日めくりプロ野球 9月

【9月15日】2007年(平19) 新“代打の神様”真中「オレらしく」日本記録達成!

[ 2008年9月11日 06:00 ]

5月8日の横浜戦で横浜の抑え、クルーン(左)から逆転3点本塁打を放った真中は笑顔でダイヤモンドを一周
Photo By スポニチ

 【横浜5-3ヤクルト】36歳で年寄り扱いするのは、寿命が年々延びるプロ野球のベテラン選手に失礼だが、敬老の日にヤクルトの15年目、真中満外野手が38年ぶりの新記録を打ち立てた。
 横浜スタジアムでの横浜-ヤクルト17回戦の8回、代打で出場すると横浜・寺原隼人投手から三塁内野安打を記録。これでシーズン代打安打は27本となり、代打成績が集計されるようになった1962年(昭37)以降、69年に26安打を放った東映(現日本ハム)の三沢今朝治(けさはる)外野手の記録を抜き、記録更新となった。

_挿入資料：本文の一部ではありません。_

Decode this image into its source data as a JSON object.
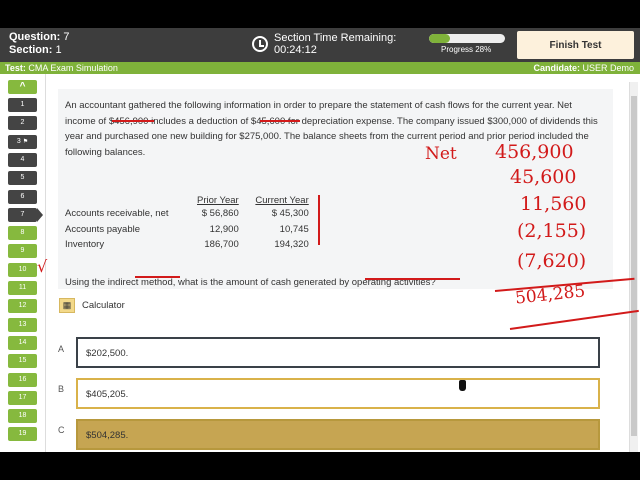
{
  "header": {
    "question_label": "Question:",
    "question_value": "7",
    "section_label": "Section:",
    "section_value": "1",
    "timer_label": "Section Time Remaining:",
    "timer_value": "00:24:12",
    "progress_label": "Progress 28%",
    "progress_percent": 28,
    "finish_label": "Finish Test"
  },
  "subheader": {
    "test_label": "Test:",
    "test_value": "CMA Exam Simulation",
    "candidate_label": "Candidate:",
    "candidate_value": "USER Demo"
  },
  "nav": {
    "up": "^",
    "items": [
      "1",
      "2",
      "3",
      "4",
      "5",
      "6",
      "7",
      "8",
      "9",
      "10",
      "11",
      "12",
      "13",
      "14",
      "15",
      "16",
      "17",
      "18",
      "19"
    ],
    "current": "7",
    "flagged": "3"
  },
  "question": {
    "stem": "An accountant gathered the following information in order to prepare the statement of cash flows for the current year. Net income of $456,900 includes a deduction of $45,600 for depreciation expense. The company issued $300,000 of dividends this year and purchased one new building for $275,000. The balance sheets from the current period and prior period included the following balances.",
    "table": {
      "headers": [
        "",
        "Prior Year",
        "Current Year"
      ],
      "rows": [
        [
          "Accounts receivable, net",
          "$ 56,860",
          "$ 45,300"
        ],
        [
          "Accounts payable",
          "12,900",
          "10,745"
        ],
        [
          "Inventory",
          "186,700",
          "194,320"
        ]
      ]
    },
    "ask": "Using the indirect method, what is the amount of cash generated by operating activities?"
  },
  "calculator_label": "Calculator",
  "options": [
    {
      "letter": "A",
      "text": "$202,500."
    },
    {
      "letter": "B",
      "text": "$405,205."
    },
    {
      "letter": "C",
      "text": "$504,285."
    }
  ],
  "annotations": {
    "net": "Net",
    "l1": "456,900",
    "l2": "45,600",
    "l3": "11,560",
    "l4": "(2,155)",
    "l5": "(7,620)",
    "total": "504,285",
    "check": "√"
  }
}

 村田修一三塁手への高いバウンドの内野安打に「クリーンヒットで決めたいっていう色気はあったけど、オレらしくていいんじゃない」と苦笑した真中。新“代打の神様”と呼ぶ人もいたが、「そういう名前付けるとダメになるよ」と、嫌がってきた。しかし、この日ばかりは「素直に嬉しい。開き直ってやっているのがいい結果につながっている」と喜びをテレずに口にした。
 真中はさらに代打でもう1つの日本新を樹立した。07年のシーズンは代打起用回数実に98回を数えたが、これは64年の東映・島田雄二外野手の90回を上回るものだった。体をフルに一回転させ、内角球をさばく職人芸は衰えることなく、むしろさらに磨きがかかり、真中の代打成績は94打数31安打、打率3割3分。5月8日、神宮での横浜4回戦で、マーク・クルーン投手から逆転3点本塁打を放ったこともあった。交流戦などでスタメン出場した際の成績は25打数7安打、2割8分。比較すると代打の方がいいのも、1打席にひと振りに集中する真中の集中力が数字として表れている。
 身長1メートル71。プロ野球選手としては高いとは言えない背丈だが、そのため日大時代は“若松二世”とも呼ばれた。同じく身長があまりないヤクルト・若松勉外野手と重なるほど、シュアな打撃が光り、パンチ力もあった。50メートル6秒1の俊足も魅力で、21年ぶりに日大を東都大学リーグでエースの門奈哲寛投手(巨人)とともに優勝させ、92年のドラフトで真中はヤクルトから3位指名された。
 1軍初昇格はルーキーイヤーの93年9月3日。当日の朝7時の電話でたたき起こされ、急いで神宮球場へ。野村克也監督は「8番・中堅」でいきなりスタメンで起用した。期待に応え、3打席目で巨人・斎藤雅樹投手から右前打を放ち、プロ初安打初打点。試合はこの一打が決勝点となり、2-1でヤクルトが勝利。野村監督が打席に入る前「向こうの大打者(巨人・長嶋茂雄監督)もデビュー4三振やった。余計な事を考えずに思い切りいけ」と声をかけてもらい「気が楽になった」と話したが、勝負強さ片りんはプロのスタート時から備わっていたようだ。
 08年は高田繁監督の若手への切り替え用兵で出番が少なく、14試合でわずか1安打。5月2日に再調整でファームに落ちて以来、1軍で元気な姿を見ていない。まだ37歳。通算1525安打を放った職人芸をファンは楽しみにしている。